The U.S. Embassy has lodged a protest with the Foreign Ministry, Klose said.
The denial of entry to Satter follows years of his critical reporting about Russia. Satter first worked in Moscow in 1976-1982 as a correspondent of the British newspaper Financial Times, and has written extensively about the Soviet Union and Russia since then.
He has authored several books about Russia, including “Darkness at Dawn: the Rise of the Russian Criminal State.” An abridged Russian-language version was published recently in Moscow.

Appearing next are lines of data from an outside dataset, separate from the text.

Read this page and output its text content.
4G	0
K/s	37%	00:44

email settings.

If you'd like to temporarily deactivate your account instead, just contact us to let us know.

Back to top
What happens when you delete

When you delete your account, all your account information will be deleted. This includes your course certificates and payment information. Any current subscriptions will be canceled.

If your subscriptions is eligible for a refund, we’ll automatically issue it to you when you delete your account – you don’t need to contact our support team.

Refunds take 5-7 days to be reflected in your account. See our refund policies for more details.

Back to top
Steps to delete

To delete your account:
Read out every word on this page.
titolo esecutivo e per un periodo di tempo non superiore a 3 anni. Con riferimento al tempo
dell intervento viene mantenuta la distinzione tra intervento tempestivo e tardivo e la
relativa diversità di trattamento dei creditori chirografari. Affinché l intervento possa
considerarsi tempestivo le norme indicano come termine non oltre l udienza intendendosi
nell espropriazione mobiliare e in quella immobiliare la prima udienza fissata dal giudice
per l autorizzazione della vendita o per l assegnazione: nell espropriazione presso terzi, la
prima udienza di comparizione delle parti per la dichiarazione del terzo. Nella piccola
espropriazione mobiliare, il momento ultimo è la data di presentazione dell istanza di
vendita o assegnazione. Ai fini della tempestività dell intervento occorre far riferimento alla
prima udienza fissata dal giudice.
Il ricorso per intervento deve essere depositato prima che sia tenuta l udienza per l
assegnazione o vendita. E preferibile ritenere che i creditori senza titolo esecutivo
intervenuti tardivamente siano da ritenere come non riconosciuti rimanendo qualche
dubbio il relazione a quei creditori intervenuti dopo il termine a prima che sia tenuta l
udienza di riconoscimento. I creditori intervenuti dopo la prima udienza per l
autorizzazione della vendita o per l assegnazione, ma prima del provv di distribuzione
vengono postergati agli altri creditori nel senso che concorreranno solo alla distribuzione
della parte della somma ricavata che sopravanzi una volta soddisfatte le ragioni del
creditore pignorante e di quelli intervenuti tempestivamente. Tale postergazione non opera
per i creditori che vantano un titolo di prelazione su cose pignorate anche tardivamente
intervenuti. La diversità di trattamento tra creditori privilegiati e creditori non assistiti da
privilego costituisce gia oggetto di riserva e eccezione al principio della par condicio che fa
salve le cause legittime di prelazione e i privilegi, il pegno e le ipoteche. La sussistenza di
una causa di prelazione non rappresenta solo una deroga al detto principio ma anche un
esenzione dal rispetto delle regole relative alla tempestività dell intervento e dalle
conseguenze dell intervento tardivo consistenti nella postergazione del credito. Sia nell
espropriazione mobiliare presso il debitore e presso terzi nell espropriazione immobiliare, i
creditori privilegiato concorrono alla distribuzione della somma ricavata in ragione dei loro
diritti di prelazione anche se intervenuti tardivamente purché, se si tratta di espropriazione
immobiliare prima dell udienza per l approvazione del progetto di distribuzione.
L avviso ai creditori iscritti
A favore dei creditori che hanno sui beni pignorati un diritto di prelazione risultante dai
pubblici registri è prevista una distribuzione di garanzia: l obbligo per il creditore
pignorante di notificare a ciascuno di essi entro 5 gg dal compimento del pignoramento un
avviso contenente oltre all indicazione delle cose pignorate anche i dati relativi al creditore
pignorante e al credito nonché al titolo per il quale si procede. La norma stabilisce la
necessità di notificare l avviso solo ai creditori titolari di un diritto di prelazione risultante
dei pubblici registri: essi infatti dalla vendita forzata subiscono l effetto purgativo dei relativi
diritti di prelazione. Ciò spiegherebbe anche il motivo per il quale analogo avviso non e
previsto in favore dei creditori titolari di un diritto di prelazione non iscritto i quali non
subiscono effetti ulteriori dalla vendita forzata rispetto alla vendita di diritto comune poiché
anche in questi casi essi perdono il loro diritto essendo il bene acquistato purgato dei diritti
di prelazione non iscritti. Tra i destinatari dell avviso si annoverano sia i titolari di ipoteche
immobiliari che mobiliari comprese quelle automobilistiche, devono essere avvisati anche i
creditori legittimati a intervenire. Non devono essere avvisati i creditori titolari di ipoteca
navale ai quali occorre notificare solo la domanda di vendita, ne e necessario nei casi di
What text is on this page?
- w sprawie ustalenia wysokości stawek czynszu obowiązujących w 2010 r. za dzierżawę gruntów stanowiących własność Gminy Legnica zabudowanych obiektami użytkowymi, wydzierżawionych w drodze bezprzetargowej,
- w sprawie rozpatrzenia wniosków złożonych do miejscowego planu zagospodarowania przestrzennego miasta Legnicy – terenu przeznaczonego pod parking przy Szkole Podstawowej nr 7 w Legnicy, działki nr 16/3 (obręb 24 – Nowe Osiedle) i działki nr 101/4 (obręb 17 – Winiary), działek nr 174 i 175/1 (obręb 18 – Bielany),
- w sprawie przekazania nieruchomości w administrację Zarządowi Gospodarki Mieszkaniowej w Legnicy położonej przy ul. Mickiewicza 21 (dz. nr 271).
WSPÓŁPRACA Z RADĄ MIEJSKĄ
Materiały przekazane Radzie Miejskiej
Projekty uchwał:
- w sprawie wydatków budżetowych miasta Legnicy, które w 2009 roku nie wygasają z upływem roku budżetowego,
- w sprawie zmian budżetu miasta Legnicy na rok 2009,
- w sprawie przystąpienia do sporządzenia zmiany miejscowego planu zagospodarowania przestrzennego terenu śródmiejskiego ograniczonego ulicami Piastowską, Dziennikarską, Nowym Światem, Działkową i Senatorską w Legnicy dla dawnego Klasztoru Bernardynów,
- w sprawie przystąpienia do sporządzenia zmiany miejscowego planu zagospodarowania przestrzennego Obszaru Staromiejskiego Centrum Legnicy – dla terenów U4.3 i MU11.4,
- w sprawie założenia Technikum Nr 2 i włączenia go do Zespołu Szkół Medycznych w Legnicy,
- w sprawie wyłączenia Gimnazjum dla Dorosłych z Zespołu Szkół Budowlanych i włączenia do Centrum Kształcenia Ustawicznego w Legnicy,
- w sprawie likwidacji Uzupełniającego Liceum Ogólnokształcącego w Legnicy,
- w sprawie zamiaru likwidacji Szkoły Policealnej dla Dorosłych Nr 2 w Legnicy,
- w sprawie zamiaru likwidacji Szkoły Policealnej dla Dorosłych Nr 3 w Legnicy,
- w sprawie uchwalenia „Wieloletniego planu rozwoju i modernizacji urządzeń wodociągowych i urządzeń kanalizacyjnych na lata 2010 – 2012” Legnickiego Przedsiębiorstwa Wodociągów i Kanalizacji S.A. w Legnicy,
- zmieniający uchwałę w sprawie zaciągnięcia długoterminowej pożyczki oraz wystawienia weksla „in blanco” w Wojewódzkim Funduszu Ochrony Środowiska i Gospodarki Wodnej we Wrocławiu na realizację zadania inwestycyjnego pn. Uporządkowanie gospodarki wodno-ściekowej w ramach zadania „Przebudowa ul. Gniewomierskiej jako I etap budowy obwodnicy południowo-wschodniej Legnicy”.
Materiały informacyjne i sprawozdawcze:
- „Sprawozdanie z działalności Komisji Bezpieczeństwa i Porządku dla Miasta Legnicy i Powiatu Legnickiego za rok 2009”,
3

The book focused on the alleged role of Russian security agencies in apartment building explosions in 1999 that triggered the second war in Chechnya.
“They know me very, very well,” Satter told the AP. “I have been writing about Russia, writing about the Soviet Union almost for four decades. To say that I’m not allowed on the territory of the Russian Federation at the request of the security services — this I haven’t seen applied to a journalist in my entire career of writing about Russia.”
The move against Satter appears to reflect increasing Kremlin nervousness about critical reporting. The expulsion of Western reporters was common during Cold War times, and the Kremlin revived the practice recently. In 2011, Russia denied entry to Luke Harding, a Moscow correspondent for the London-based Guardian. In 2012, French freelance journalist Anne Nivat had her business visa cancelled after she tried to gather information about opposition groups in the provinces.
Satter’s expulsion will likely further strain U.S.-Russian ties, which have been hurt by disputes over Washington’s missile defense plans, Russia’s rights record and, most recently Ukraine, which recently ditched a pact with the European Union in exchange for a $15-billion bailout package from Russia.
Satter was openly critical of President Vladimir Putin’s pet project, the Sochi Olympics that start on Feb. 7, saying that the Kremlin has been unable to defeat the Islamic insurgency that poses a threat to the Games.
“If this is really a question of a bureaucratic misunderstanding, then they should make it clear what is necessary, then they should rescind their refusal of my visa and allow me to return to Moscow immediately, and I will return,” Satter said. “I have my apartment there. I have all my belongings and all my materials.”